Earlier this week, while I was doing one more analysis, looking at one more way to cut and slice the financial information we are using to guide our decision-making for the future, I realized I could be a part of the solution in a different way.  What NRRM pays me in salary can be used instead to close one of the gaps we’re struggling with, buying us a little more time to put some other solutions in place.

What started out to be a fairly reasonable response to a need turns out to be much more than that for me.  Once the wheels had started turning, once I realized that I had received my last paycheck a week ago, I was absolutely overwhelmed by my visceral response to my new reality.  Scared doesn’t begin to describe what I’ve been feeling.
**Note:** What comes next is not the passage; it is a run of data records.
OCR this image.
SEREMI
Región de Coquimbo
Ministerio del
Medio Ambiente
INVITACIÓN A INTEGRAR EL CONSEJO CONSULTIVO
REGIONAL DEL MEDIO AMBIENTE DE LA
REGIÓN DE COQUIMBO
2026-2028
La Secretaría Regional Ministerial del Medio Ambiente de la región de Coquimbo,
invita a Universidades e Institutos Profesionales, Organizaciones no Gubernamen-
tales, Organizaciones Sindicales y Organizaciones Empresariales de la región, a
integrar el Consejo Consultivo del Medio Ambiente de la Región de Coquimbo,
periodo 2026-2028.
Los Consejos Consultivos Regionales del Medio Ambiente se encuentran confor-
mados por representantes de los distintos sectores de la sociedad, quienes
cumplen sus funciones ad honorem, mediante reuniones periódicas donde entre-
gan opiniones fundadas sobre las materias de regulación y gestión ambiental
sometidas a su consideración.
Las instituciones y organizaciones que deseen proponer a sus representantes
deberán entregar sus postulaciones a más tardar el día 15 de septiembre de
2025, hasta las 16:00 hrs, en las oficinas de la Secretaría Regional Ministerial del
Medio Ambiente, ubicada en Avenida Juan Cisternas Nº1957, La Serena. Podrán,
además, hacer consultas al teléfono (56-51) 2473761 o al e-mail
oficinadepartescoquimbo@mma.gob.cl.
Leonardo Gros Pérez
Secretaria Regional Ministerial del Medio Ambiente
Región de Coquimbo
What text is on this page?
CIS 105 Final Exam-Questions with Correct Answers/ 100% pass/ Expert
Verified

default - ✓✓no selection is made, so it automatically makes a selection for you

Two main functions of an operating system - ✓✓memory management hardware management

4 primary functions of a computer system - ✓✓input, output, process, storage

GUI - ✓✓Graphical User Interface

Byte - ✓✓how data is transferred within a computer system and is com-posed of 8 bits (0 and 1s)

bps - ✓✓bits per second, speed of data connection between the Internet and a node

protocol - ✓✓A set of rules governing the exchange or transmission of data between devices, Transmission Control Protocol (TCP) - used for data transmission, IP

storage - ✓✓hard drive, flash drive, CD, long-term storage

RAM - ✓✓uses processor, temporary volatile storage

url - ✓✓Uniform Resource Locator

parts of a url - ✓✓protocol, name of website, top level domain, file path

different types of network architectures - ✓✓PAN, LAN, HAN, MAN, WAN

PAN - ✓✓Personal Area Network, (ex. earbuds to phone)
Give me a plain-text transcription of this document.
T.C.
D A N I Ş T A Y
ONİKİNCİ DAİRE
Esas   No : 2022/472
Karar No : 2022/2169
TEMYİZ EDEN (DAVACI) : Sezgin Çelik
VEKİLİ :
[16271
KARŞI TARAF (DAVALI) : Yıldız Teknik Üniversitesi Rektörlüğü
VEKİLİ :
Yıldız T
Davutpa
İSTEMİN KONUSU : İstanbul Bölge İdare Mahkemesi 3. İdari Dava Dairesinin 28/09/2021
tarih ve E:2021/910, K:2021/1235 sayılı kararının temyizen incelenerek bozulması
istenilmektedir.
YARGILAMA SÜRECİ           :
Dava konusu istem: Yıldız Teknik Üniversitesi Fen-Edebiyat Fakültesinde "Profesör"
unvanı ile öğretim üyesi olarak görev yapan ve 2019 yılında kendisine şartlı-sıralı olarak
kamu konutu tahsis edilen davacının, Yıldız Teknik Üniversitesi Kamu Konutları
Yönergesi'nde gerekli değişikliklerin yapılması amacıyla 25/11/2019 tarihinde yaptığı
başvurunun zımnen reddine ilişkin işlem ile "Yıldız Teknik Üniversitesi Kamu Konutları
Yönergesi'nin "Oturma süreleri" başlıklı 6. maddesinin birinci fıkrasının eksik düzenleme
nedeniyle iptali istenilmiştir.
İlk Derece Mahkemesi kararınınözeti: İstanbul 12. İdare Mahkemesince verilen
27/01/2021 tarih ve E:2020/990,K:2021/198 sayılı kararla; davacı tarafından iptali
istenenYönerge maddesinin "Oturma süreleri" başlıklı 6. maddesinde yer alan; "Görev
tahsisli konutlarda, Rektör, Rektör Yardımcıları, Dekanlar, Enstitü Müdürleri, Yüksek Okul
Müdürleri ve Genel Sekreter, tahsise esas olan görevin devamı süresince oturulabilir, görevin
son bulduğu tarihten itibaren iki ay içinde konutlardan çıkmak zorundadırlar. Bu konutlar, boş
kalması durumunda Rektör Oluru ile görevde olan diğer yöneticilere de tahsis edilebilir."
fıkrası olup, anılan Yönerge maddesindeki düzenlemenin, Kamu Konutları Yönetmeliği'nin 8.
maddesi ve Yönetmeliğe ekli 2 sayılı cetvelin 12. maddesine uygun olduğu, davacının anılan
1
I thought I knew a whole lot about being vulnerable and exposed.  I had no idea.  I don’t know if this new fragility of mine will make me a better priest or person.  I don’t harbor illusions about my own nobility and dedication.  What I do know is that when I hang out with all those strong, capable people who are making decisions for the future of NRRM, I will not be “one of them” in the same way.  And when I hear the stories of those who do not have a lot of “worldly goods” I will no longer be hearing them as a detached observer.  I hope for the grace to become more human in my fragility. But I have to admit: just gauging from my initial response, that’s not guaranteed.